Я нервничаю у дверей, туда-сюда дергаю внутреннюю задвижку, которая изначально на соплях и, как говорится, от честного человека. Ногтем я подвинчиваю шурупчик, и задвижка с грохотом падает мне на ноги. В этот самый момент Евгений Игнатьевич и поднимает ее, скорбно качая головой над качеством нашего качества. Он все-таки пришел! Он тут! Обойдемся без задвижки, ведь всего три, от силы пять минут, и подсобку из магазина не видно, она за плотной занавеской из гобелена, которую я принесла из дома.
Я поворачиваю табличку на «Закрыто», прикрываю дверь, и мы идем куда надо. Конверт лежит на краешке стола. Я беру его и сама кладу ему в карман. И это — какая-никакая нежность, от которой Толик широко усаживается на стул и смотрит на меня, как смотришь в трехлитровую банку на свет, ища в ней пятна.
— Я вам так благодарна, — говорю я.
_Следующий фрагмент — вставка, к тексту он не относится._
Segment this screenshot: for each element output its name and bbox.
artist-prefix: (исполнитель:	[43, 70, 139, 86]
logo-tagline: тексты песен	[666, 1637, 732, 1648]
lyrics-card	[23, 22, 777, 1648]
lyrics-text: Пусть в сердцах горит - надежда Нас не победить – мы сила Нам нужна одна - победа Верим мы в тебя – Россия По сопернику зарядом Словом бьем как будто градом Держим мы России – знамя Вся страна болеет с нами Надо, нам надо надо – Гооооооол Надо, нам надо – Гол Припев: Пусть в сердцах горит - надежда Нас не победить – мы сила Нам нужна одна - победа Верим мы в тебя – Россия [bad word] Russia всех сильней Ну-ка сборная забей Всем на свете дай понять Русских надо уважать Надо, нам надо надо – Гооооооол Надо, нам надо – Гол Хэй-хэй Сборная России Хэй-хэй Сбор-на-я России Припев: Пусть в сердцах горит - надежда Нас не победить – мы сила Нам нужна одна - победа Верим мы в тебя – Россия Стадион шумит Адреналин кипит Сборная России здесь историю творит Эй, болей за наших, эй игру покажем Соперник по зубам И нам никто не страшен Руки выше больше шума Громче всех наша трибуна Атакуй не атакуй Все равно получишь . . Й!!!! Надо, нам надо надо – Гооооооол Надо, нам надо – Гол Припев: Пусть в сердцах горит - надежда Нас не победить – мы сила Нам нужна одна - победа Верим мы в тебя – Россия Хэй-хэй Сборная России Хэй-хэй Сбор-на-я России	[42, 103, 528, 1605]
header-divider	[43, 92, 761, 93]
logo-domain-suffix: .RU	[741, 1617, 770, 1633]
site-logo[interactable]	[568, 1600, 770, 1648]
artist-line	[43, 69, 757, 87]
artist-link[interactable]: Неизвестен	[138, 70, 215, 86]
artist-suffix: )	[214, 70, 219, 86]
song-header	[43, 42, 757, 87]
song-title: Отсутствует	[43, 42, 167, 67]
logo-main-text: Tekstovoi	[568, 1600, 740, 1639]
Понимаю, это слова-паразиты, но куда без них, куда?
— Лично мне чего-то не хватает, — говорит Василиск, ерзая на стуле.
Этот случай у меня предусмотрен. Он, правда, выходит из временнбого размера, но в концепцию отношений укладывается. На сейфе стоит коньяк «Багратион» и две стопки. Мне надо перегнуться через его колени, чтоб достать бутылку. Это моя ошибка. Он изо всей силы двумя широченными лапами перехватывает мои бедра.